Because my father is a walking menagerie of maniacal animals of the ridiculous variety, he has, it seems, an ongoing and bitter war with Matt Lauer of the Today Show.
It is a travel war.
I didn’t know about it until this past week, but apparently it has been in full bloom for some time, with casualties on both sides. It is an unconventional war, fought with frequent flyer miles and photo albums. Matt Lauer would seem to be winning.
Chiara and I flew down to Easter Island last Tuesday and my family took time out of their vacation in the Society Islands to meet us there. It’s a strange place, as mysterious and spooky as it is distant and hard to get to. It is home to a history unlike any other on earth and it is nearly impossible to photograph badly.
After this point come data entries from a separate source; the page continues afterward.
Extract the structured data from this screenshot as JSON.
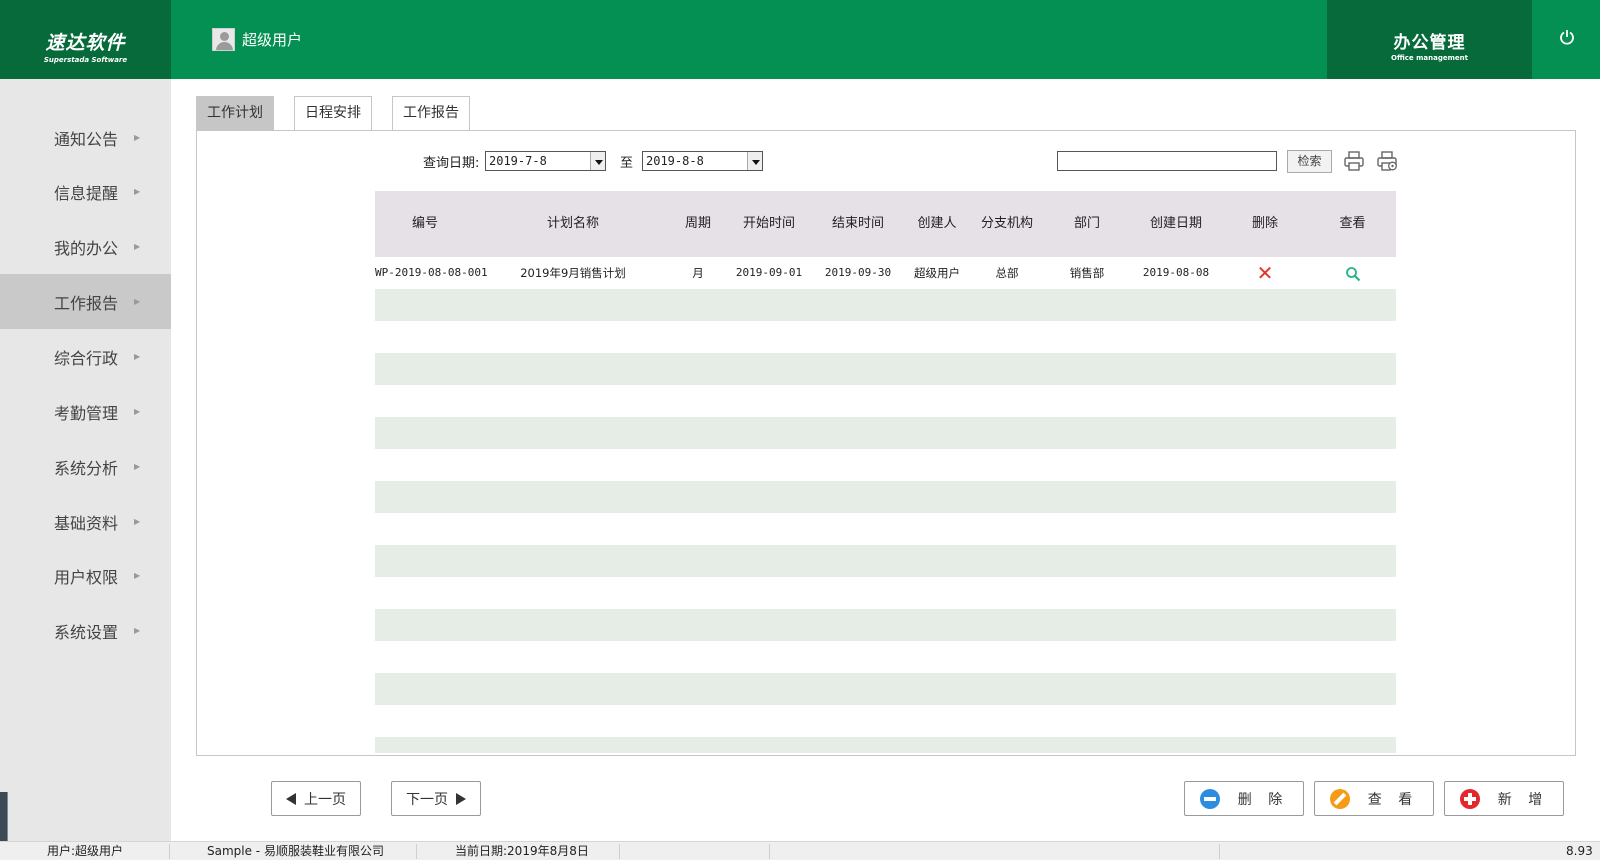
{
  "brand": {
    "cn": "速达软件",
    "en": "Superstada Software"
  },
  "header": {
    "user_name": "超级用户",
    "module_cn": "办公管理",
    "module_en": "Office management",
    "power_icon": "power-icon"
  },
  "sidebar": {
    "items": [
      {
        "label": "通知公告"
      },
      {
        "label": "信息提醒"
      },
      {
        "label": "我的办公"
      },
      {
        "label": "工作报告"
      },
      {
        "label": "综合行政"
      },
      {
        "label": "考勤管理"
      },
      {
        "label": "系统分析"
      },
      {
        "label": "基础资料"
      },
      {
        "label": "用户权限"
      },
      {
        "label": "系统设置"
      }
    ],
    "active": "工作报告"
  },
  "tabs": [
    {
      "label": "工作计划"
    },
    {
      "label": "日程安排"
    },
    {
      "label": "工作报告"
    }
  ],
  "query": {
    "date_label": "查询日期:",
    "from": "2019-7-8",
    "to_label": "至",
    "to": "2019-8-8",
    "search_value": "",
    "search_button": "检索"
  },
  "table": {
    "columns": [
      "编号",
      "计划名称",
      "周期",
      "开始时间",
      "结束时间",
      "创建人",
      "分支机构",
      "部门",
      "创建日期",
      "删除",
      "查看"
    ],
    "rows": [
      {
        "id": "WP-2019-08-08-001",
        "name": "2019年9月销售计划",
        "period": "月",
        "start": "2019-09-01",
        "end": "2019-09-30",
        "creator": "超级用户",
        "branch": "总部",
        "dept": "销售部",
        "created": "2019-08-08"
      }
    ]
  },
  "buttons": {
    "prev": "上一页",
    "next": "下一页",
    "delete": "删 除",
    "view": "查 看",
    "add": "新 增"
  },
  "status": {
    "user": "用户:超级用户",
    "company": "Sample - 易顺服装鞋业有限公司",
    "date": "当前日期:2019年8月8日",
    "version": "8.93"
  },
  "colors": {
    "header_green": "#049052",
    "dark_green": "#066a3a",
    "sidebar_bg": "#e7e7e7",
    "row_alt": "#e6ede6",
    "table_head": "#e6e1e6"
  }
}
All of this - at times - seemed entirely secondary to my father, so flushed was he that he had finally erased one of Matt Lauer’s stinging victories.
It seems Matt Lauer visited Easter Island as part of his ongoing “Where in the World is Matt Lauer” series for The Today Show. My father was always possessed of a keen interest in visiting the island himself, and was painfully stung when his travel nemesis beat him to the punch. When finally, last week, my father was able to even the score, he bragged of it to anyone who would listen.
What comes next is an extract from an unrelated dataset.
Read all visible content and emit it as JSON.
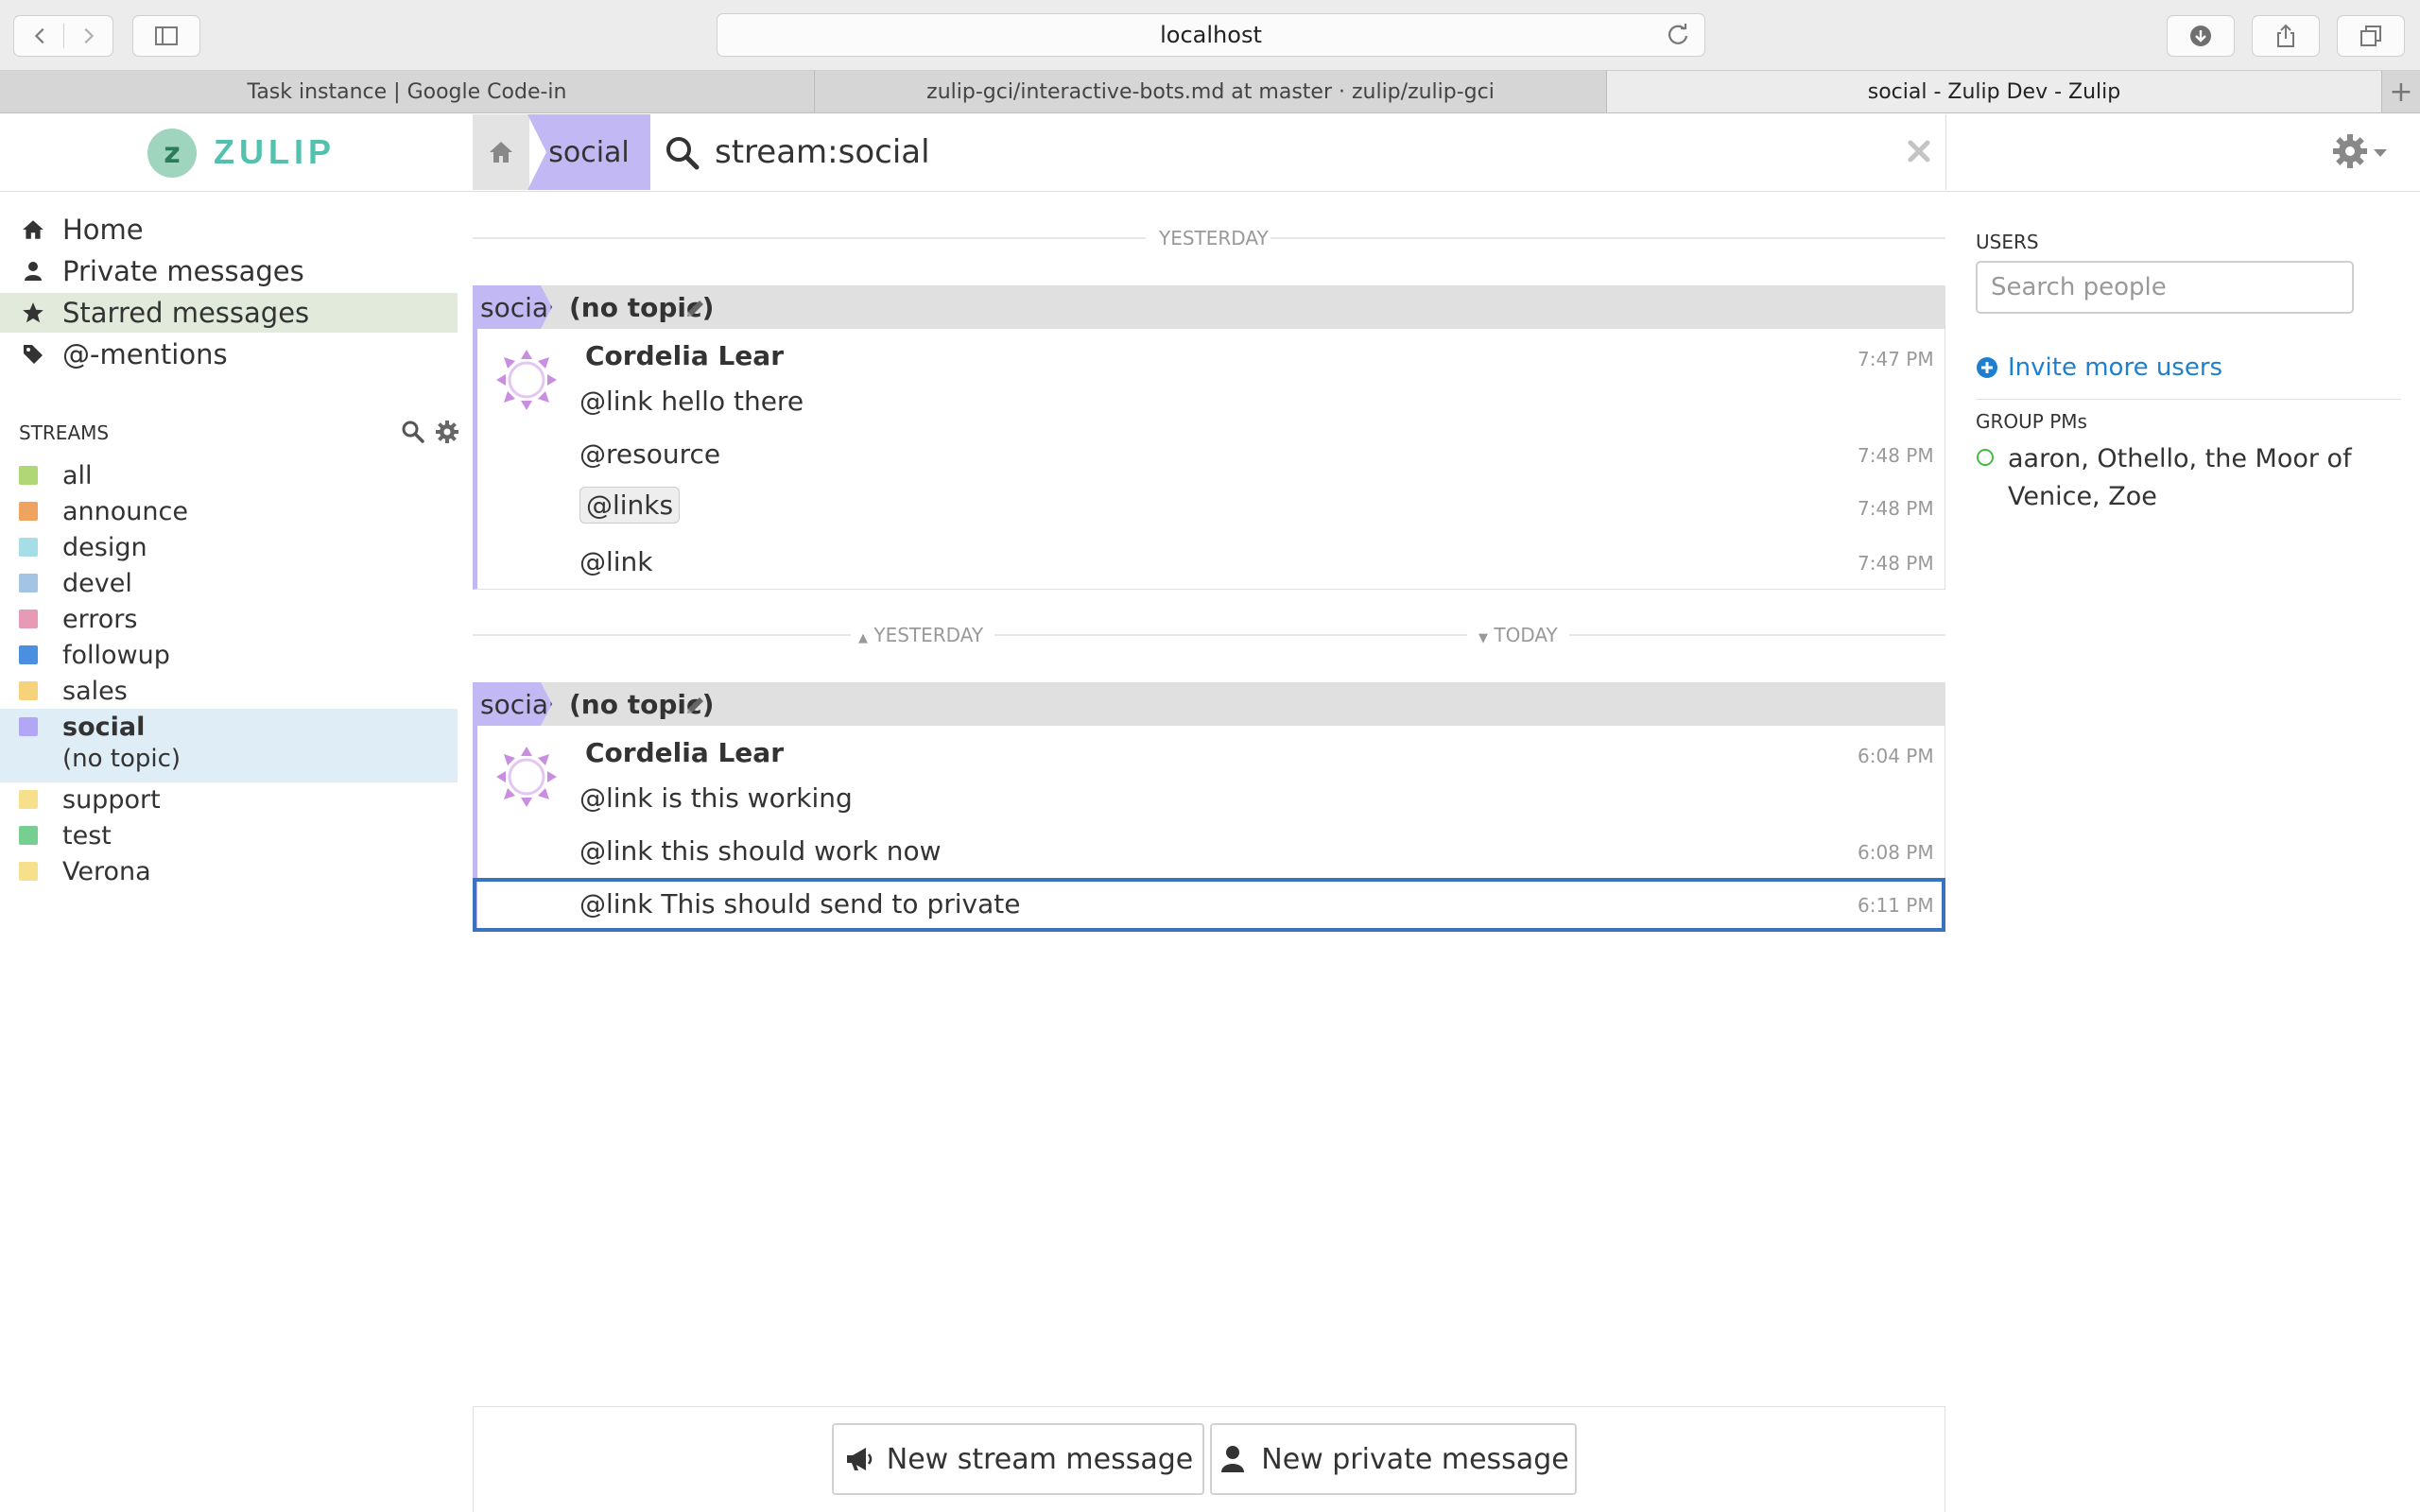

As is his wont, my father told waiters, and Spanish speaking hotel staff, and tour guides, and family members. He told them that, though Matt Lauer had visited the island some two years prior, he had - he assured all of them with serious intonations - intended to come long before Matt Lauer had. It was only a coincidence - he would tell them - that Matt Lauer had gotten to it first.
We’d pause in front of some great stone moai, centuries-old and smashed on the turf, and he’d lean over conspiratorially and say: “When Matt Lauer was here, he got to stand right next to that one. Did you see him do that on the Today Show?”
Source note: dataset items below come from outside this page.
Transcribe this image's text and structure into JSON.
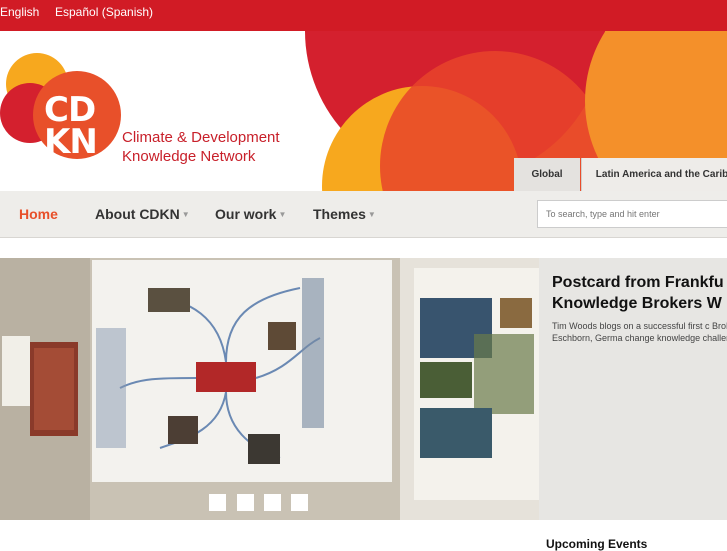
{
  "languages": [
    "English",
    "Español (Spanish)"
  ],
  "logo": {
    "abbr_top": "CD",
    "abbr_bottom": "KN",
    "line1": "Climate & Development",
    "line2": "Knowledge Network"
  },
  "region_tabs": [
    "Global",
    "Latin America and the Carib"
  ],
  "nav": {
    "items": [
      "Home",
      "About CDKN",
      "Our work",
      "Themes"
    ],
    "active": "Home",
    "caret": "▼"
  },
  "search": {
    "placeholder": "To search, type and hit enter"
  },
  "feature": {
    "title": "Postcard from Frankfu Knowledge Brokers W",
    "summary": "Tim Woods blogs on a successful first c Brokers Workshop in Eschborn, Germa change knowledge challenges raised by",
    "slides": 4
  },
  "sidebar": {
    "upcoming_heading": "Upcoming Events"
  },
  "colors": {
    "topbar": "#d11b25",
    "accent": "#e8502a",
    "brand_red": "#c8202a",
    "brand_orange": "#f39a1a"
  }
}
I’d reply quietly that I have never seen the Today Show, that I am asleep at that hour, that I had never seen Matt Lauer actually being Matt Lauer. He’d continue on, “Should I go up there and stand next to it? You know, I would have beat Matt Lauer here if we’d come when I wanted to, but your mother . . . “
I’d just shake my head softly, stifling the sudden throaty noise that often precedes a laugh. My father would get that gleam in his eye and turn back to look at the moai.
“Now if I can just get to Antarctica before Matt Lauer does.”